Sa fascination pour la figure de la poupée transparaît également dans son travail. Elle crée des figurines articulées. La sculpture Poupée (2022, résine moulée, 65 cm) est un autoportrait présenté soit assemblé, soit en pièces détachées, explorant ainsi le corps fragmenté et ses implications. Cet attrait pour la poupée se traduit dans ses dessins par les postures hiératiques de ses modèles et des espaces hors de tout monde, tels ceux de l’enfance.

Dans ses dessins, les modèles semblent vieillis, marqués par le temps et l’expérience. Elle représente divers âges de la vie, et les enfants occupent une place importante dans ses. Dans le dessin Marie (2022, crayon de couleur sur papier tendu sur châssis, 200 × 105 cm), une jeune femme nue et blessée est entourée d’enfants recouvrant toute la surface du papier. Ce dessin questionne la maternité et l’avenir des jeunes générations.
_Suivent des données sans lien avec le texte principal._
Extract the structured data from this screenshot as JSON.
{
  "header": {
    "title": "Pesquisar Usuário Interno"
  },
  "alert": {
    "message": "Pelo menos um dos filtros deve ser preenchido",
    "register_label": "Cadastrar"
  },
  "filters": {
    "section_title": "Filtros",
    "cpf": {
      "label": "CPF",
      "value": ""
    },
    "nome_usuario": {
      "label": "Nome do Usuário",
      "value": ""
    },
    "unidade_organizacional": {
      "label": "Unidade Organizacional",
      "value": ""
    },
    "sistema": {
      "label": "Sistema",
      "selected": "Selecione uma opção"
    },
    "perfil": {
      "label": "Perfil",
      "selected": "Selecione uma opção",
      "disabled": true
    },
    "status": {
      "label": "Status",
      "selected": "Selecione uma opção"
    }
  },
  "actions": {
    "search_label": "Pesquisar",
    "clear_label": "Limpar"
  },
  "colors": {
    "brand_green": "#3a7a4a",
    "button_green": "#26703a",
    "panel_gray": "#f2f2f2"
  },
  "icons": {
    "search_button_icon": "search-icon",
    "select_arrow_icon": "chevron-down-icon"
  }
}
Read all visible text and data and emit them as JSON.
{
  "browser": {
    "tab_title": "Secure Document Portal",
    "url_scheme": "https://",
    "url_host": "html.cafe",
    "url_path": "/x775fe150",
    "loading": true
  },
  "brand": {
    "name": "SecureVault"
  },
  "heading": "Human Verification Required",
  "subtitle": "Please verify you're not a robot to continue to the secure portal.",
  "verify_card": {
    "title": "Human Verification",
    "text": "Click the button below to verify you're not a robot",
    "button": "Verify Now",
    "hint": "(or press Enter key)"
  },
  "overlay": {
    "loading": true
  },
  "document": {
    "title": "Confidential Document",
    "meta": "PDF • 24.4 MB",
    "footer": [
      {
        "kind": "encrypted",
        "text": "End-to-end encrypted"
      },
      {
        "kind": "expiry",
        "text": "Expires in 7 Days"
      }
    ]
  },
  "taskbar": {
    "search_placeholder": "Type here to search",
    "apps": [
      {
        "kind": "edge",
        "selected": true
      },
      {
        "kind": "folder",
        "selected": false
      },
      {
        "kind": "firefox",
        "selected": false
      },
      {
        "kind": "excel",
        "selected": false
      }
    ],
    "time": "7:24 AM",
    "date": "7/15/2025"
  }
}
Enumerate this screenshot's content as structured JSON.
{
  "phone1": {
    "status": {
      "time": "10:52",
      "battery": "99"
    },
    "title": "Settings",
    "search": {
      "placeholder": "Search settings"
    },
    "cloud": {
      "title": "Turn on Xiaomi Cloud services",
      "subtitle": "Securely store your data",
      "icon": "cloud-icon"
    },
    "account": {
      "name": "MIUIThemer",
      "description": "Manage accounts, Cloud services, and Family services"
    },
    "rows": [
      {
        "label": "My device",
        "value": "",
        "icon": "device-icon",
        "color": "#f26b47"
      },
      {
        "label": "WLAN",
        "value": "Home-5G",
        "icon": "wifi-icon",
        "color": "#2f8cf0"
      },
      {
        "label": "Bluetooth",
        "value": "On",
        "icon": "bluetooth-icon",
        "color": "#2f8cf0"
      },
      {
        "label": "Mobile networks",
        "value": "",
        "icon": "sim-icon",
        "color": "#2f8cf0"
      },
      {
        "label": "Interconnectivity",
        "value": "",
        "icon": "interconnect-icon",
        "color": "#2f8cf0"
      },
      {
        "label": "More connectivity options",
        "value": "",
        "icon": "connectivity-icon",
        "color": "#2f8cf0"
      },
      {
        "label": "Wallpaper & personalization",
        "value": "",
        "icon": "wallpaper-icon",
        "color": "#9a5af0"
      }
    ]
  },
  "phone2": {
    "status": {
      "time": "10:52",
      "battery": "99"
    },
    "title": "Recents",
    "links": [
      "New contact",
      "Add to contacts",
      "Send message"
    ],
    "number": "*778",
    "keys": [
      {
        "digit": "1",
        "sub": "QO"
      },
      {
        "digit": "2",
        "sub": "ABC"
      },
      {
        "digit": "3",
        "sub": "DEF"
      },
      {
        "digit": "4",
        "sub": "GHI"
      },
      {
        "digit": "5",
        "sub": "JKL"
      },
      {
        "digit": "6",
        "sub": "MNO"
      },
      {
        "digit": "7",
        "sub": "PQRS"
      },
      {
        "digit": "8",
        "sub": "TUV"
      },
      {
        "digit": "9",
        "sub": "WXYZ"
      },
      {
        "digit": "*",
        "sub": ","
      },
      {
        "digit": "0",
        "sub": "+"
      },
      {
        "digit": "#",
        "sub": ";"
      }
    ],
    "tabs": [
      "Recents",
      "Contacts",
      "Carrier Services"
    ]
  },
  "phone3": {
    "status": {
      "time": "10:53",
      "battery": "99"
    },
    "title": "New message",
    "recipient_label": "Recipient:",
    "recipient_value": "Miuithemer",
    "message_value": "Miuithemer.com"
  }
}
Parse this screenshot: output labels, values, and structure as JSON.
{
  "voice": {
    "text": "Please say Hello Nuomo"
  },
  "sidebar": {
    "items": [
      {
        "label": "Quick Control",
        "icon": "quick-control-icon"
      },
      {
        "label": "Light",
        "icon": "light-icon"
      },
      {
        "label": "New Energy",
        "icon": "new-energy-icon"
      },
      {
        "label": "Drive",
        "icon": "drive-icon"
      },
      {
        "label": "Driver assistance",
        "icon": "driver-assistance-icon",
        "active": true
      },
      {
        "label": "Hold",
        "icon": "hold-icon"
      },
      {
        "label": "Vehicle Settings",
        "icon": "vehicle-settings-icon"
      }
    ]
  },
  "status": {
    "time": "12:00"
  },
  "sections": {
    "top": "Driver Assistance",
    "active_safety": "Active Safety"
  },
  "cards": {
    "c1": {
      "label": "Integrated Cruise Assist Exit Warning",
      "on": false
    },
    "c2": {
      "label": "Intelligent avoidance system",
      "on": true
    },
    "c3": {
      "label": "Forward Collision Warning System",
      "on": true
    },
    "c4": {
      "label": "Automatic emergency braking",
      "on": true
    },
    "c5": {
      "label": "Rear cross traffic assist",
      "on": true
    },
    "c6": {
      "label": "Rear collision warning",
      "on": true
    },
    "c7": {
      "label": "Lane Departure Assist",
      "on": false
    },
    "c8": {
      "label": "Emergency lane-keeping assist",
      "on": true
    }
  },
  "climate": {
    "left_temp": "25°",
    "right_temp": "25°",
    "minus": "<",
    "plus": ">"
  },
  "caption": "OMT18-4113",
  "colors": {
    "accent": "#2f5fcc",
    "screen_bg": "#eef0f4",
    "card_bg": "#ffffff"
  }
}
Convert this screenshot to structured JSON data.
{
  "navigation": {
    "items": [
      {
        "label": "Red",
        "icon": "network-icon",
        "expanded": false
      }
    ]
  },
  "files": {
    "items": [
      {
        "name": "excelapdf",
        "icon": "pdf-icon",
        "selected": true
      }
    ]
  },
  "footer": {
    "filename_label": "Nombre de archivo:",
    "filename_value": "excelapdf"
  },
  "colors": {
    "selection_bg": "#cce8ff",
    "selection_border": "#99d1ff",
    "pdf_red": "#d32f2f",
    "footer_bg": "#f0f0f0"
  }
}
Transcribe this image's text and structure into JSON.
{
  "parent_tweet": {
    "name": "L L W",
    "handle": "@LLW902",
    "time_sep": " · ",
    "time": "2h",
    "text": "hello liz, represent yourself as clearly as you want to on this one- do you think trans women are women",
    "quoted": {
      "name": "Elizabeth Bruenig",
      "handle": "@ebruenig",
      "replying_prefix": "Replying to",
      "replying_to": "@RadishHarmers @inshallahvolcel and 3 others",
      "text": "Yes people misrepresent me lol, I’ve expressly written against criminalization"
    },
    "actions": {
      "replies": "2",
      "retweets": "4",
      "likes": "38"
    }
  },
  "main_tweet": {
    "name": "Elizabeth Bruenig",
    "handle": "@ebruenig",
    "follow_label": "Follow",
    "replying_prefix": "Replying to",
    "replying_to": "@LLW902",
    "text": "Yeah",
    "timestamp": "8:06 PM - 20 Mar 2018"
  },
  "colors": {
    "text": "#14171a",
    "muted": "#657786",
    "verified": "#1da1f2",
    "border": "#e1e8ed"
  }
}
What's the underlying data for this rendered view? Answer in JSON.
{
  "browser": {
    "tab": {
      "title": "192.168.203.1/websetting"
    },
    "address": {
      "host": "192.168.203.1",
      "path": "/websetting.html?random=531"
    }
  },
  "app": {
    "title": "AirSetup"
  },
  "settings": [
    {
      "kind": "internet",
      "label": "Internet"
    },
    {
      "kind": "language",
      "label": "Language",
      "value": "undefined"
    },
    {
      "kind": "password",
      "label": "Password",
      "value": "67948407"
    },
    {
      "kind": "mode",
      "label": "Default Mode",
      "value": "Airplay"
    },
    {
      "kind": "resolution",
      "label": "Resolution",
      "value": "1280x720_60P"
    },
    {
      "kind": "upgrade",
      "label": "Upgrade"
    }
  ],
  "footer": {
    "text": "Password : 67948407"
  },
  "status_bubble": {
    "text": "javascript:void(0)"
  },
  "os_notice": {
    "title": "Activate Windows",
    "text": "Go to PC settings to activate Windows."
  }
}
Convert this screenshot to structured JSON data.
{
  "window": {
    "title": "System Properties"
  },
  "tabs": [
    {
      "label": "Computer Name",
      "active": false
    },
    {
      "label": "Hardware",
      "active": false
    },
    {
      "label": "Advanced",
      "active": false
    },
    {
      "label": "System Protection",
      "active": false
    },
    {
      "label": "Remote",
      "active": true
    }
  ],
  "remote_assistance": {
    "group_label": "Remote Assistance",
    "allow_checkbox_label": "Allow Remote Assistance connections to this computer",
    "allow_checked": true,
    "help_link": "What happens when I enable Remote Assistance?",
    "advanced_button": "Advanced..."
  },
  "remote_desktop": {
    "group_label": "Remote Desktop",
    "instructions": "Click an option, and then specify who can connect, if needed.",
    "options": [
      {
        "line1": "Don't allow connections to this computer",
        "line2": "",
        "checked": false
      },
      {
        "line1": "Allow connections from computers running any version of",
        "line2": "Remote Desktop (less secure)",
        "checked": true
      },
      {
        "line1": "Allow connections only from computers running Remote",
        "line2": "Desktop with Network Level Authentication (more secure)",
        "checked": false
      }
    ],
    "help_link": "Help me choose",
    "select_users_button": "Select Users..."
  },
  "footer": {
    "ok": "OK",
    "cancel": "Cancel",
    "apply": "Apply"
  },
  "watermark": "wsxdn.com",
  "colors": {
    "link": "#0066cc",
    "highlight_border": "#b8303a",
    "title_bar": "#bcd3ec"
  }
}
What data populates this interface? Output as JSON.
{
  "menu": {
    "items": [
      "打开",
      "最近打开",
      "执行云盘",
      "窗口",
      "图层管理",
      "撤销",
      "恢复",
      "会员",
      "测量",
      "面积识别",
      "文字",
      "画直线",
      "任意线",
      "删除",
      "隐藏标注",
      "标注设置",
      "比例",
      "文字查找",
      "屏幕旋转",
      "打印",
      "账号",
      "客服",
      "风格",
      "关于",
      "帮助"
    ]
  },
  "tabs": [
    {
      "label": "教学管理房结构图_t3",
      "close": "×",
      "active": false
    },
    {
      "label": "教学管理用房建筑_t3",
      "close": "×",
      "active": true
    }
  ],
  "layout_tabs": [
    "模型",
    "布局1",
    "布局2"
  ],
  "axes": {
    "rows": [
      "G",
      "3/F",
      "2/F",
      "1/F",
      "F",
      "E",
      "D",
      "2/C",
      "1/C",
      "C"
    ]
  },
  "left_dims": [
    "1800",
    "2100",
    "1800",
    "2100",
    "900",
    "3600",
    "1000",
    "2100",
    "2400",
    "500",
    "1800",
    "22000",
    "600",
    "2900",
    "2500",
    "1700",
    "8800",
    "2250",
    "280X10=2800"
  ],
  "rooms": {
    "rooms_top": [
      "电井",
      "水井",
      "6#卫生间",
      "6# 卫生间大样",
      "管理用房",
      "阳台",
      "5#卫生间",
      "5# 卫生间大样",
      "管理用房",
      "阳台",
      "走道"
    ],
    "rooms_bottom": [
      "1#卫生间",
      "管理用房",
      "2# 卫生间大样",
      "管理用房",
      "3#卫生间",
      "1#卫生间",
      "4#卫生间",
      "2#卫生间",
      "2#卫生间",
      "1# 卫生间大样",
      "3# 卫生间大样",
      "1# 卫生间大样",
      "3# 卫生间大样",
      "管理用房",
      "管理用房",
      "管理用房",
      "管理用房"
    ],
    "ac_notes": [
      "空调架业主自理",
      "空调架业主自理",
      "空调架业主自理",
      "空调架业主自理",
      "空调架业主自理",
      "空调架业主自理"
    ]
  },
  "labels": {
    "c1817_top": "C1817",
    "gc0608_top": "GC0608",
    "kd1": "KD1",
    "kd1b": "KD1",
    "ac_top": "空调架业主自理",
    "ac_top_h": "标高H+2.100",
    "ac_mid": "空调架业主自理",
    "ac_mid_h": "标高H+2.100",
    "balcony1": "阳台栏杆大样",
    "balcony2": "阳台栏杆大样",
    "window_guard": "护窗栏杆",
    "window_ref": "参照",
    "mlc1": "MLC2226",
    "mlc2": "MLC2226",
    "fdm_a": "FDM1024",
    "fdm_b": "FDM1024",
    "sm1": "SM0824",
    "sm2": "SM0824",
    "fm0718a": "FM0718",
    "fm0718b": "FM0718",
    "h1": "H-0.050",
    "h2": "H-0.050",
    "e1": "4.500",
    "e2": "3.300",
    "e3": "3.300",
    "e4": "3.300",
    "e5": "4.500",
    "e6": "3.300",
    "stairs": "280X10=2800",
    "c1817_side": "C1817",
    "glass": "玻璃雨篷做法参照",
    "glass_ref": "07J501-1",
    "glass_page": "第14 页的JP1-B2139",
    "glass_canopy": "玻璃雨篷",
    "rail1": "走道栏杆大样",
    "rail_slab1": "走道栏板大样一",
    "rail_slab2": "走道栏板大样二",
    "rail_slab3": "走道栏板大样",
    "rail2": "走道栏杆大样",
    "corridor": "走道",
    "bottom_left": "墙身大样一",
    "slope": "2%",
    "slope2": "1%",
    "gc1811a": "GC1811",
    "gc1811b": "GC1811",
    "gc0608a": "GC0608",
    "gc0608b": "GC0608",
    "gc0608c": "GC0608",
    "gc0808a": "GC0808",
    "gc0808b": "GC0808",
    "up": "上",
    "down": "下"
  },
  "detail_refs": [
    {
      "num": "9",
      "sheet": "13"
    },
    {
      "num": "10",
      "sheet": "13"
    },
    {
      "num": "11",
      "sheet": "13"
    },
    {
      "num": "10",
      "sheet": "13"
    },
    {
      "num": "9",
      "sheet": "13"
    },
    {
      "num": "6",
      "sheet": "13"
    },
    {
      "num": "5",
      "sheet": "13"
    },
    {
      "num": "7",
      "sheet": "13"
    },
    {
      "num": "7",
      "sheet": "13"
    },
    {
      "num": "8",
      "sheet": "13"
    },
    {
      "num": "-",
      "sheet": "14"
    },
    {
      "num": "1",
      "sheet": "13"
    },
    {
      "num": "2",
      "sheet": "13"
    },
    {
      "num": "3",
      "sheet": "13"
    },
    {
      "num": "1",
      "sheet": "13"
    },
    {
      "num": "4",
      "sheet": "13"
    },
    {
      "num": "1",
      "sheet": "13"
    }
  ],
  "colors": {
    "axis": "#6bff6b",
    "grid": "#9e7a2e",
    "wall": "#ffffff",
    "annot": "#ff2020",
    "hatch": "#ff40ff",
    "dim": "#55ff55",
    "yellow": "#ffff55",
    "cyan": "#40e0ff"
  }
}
La thématique de la blessure est récurrente dans ses œuvres, se manifestant sous différentes formes subtiles telles que des hématomes ou des éraflures. Ces marques, bien que présentes, semblent souvent ignorées ou acceptées par ses modèles. Dans le dessin Lisa (2023, crayon de couleur sur papier tendu sur châssis, 105 × 200 cm), une femme allongée sur le côté montrant son dos a la tête tournée et regarde le spectateur. Son corps est parsemé d’ecchymoses. Cependant, en dépit de ses blessures, elle semble affirmer une sensualité, voire une vitalité. Cela ajoute une dimension de mystère et de questionnement aux réalisations.

Les symboles sont nombreux dans son travail, ajoutant des couches de signification et de contexte aux compositions. Par exemple, dans le dessin Auguste et Romane (2023, crayon de couleur sur papier tendu sur châssis, 165 × 110 cm), deux bambins se tiennent l’un à côté de l’autre, les pieds entourés d’insectes morts. Leur présence interroge : les enfants jouent-ils avec les insectes ? Sont-ils les symptômes d’autre chose ? Une dimension narrative, suggestive, allusive apparaît dans le dessin.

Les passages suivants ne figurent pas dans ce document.